Which means they're not doing paperwork, swivel-chair work, or wasting time tracking down information. This will enable companies to create true differentiation by delivering a more human experience in dealing with loss.
Appian: Before we wrap up, I want you to look over the horizon and into the future. What are the two or three big trends on your radar in the new decade? And which of these trends do you think will have the biggest impact on the insurance industry?
Shapiro: So, the big picture for me is, I see a lot of merger and acquisition activity in the insurance industry, because there are thousands of companies delivering multiple experiences. There'll be a lot of consolidation which also speaks to growing demand for low-code.
When you think about a low-code platform, you think about how it helps simplify the challenge of integrating massive amounts of legacy infrastructure.
When big entities merge it usually involves integrating dozens and hundreds of systems. So, I do see mergers and acquisitions and low-code trending.
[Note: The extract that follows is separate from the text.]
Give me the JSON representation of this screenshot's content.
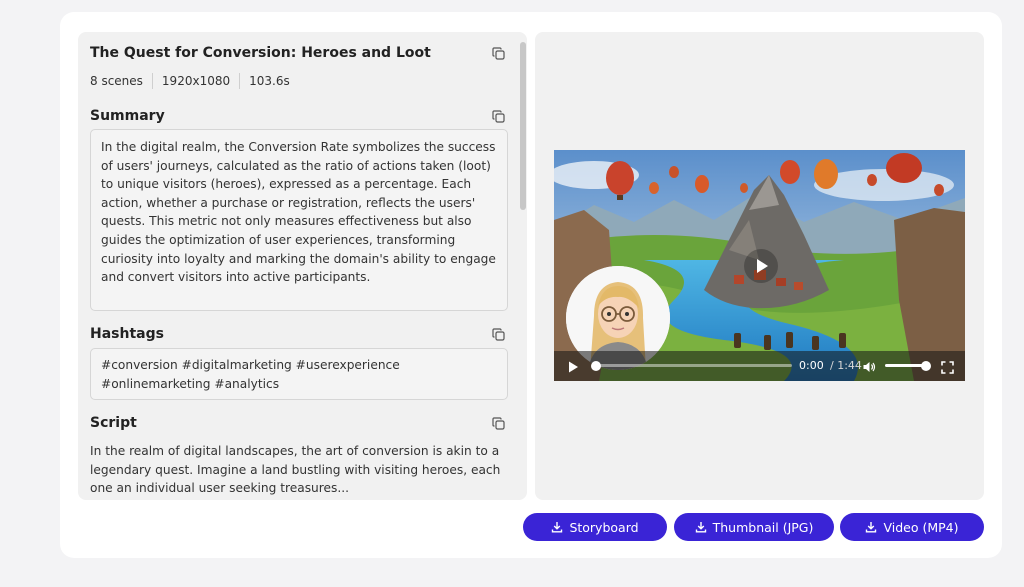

Secondly, I see renewed focus on digital transformation. I also see a sharper focus on customer experience from the user point of view, which is all about digital enablement and getting the right information to the right people at the right time. And the third trend I see is an acceleration in the evolution of risk.
I firmly believe that risk changes shape but it never goes away. In a global economy, there will always be risk. We saw that with COVID. We’ll also see it with the rise of cybercrime.
We'll see new risks with the evolution of sensors and the internet of things and blockchain and artificial intelligence. While all of these tech trends are wonderful enablers, they also create new forms of risk. And as long as there is risk, there will be a need for insurance to mitigate it.